Sommes-nous vraiment au Cambodge ? Probablement oui, et ceci est une belle métaphore de l’hypocrisie rampante : on interdit une chose, et on la contourne en abaissant au maximum toute contrainte.
Faut-il s’en réjouir ? Je ne crois vraiment pas. Apprenons à faire face au réel, plutôt qu’à en masquer les effets.

4 nov. 2011

UNE VOIX, UNE GUITARE, À QUOI BON BON QUELQUE CHOSE DE PLUS ?

Johnny Cash dans ses oeuvres... 

Sans raison claire (mais pourquoi ne pas laisser aller ses réflexes inconscients !), j'ai pensé que le réalisme des chansons de Johnny Cash serait un bon contrepoint face à l'homme "virtuellement augmenté" que j'évoquais hier ... 
Et pour un finir, un hommage virtuel à deux absents avec un nouveau clip d'Alain Bashung chantant Serge Gainsbourg.

3 nov. 2011

RÉSEAU SOCIAL + RÉALITÉ AUGMENTÉE = HOMME AUGMENTÉ ?

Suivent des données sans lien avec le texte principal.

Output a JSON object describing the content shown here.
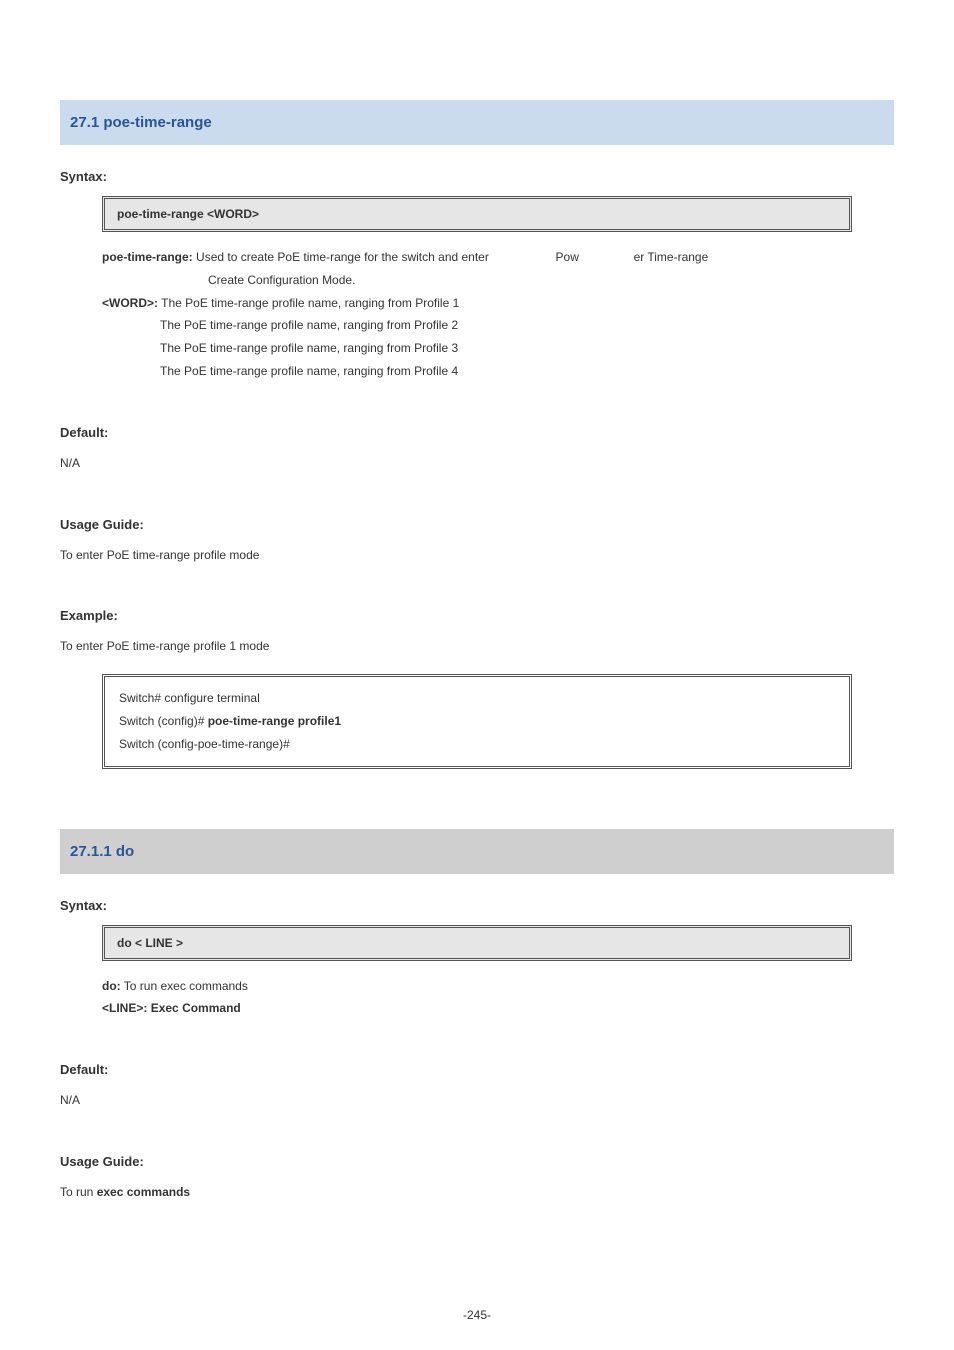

Extension ou dissolution ?
Selon Wikipedia : « La réalité augmentée désigne les systèmes informatiques qui rendent possible la superposition d'un modèle virtuel 3D ou 2D à la perception que nous avons naturellement de la réalité et ceci en temps réel. Elle désigne les différentes méthodes qui permettent d'incruster de façon réaliste des objets virtuels dans une séquence d'images. Elle s'applique aussi bien à la perception visuelle (superposition d'image virtuelle aux images réelles) qu'aux perceptions proprioceptives comme les perceptions tactiles ou auditives. »
Je poursuis ma promenade au pays des définitions. À la question « réseau social », on me répond, toujours sur Wikipedia : « Un réseau social est un ensemble d'identités sociales telles que des individus ou encore des organisations reliées entre elles par des liens créés lors des interactions sociales. Il se représente par une structure ou une forme dynamique d'un groupement social. L'analyse des réseaux sociaux, basée sur la théorie des réseaux, l'usage des graphes et l'analyse sociologique représente le domaine étudiant les réseaux sociaux. Des réseaux sociaux peuvent être créés stratégiquement pour agrandir ou rendre plus efficient son propre réseau social (professionnel, amical). »
Voilà donc notre nouveau monde. Est-ce à dire que, grâce aux réseaux sociaux, je vais pouvoir vivre une réalité augmentée ? Peut-être…  Permettez donc de me lancer, en proposant  une première définition de l’homme augmenté, c’est-à-dire celui qui vit une réalité augmentée grâce à ses réseaux sociaux :
« Doté d’un ensemble d’identités sociales auxquelles il est relié par un tissu d’interactions sociales, il a accès non plus seulement à ce qu’il voit, touche ou sent, mais à tout ce qui est accessible à l’un des membres de l’un de ses réseaux. Ainsi, à tout instant, vient se superposer à sa réalité immédiate, celles vécues à distance par ses partenaires sociaux. Ceci s’applique aussi bien à sa perception visuelle qu’à ses perceptions proprioceptives. Plongé ainsi dans une réalité augmentée, c’est lui à son tour qui l’est. Puissant de ces énergies distantes, incarné dans un corps appareillé, il habite la totalité du monde, pleinement et sereinement. »
Oui peut-être… à condition que tout ne dérape pas. Car on pourrait aussi bien déboucher sur l’homme diminué :
« Explosé entre des individualités qu’il ne maîtrise pas, noyé dans un flux constant de perceptions multiples, perdu dans des mondes virtuels et lointains, il ne sait plus qui il est et où il est. Ainsi, à tout instant, sa réalité immédiate est-elle dissoute, et détruite. Il en vient à oublier ses racines, ses proches et jusqu’à son corps qu’il néglige de nourrir et d’entretenir. Progressivement il diminue et se désintègre dans un magma collectif et informe. »

2 nov. 2011

PEUT-ON GARDER LA MAÎTRISE DE SON TEMPS QUAND ON ATTEINT SES OBJECTIFS ?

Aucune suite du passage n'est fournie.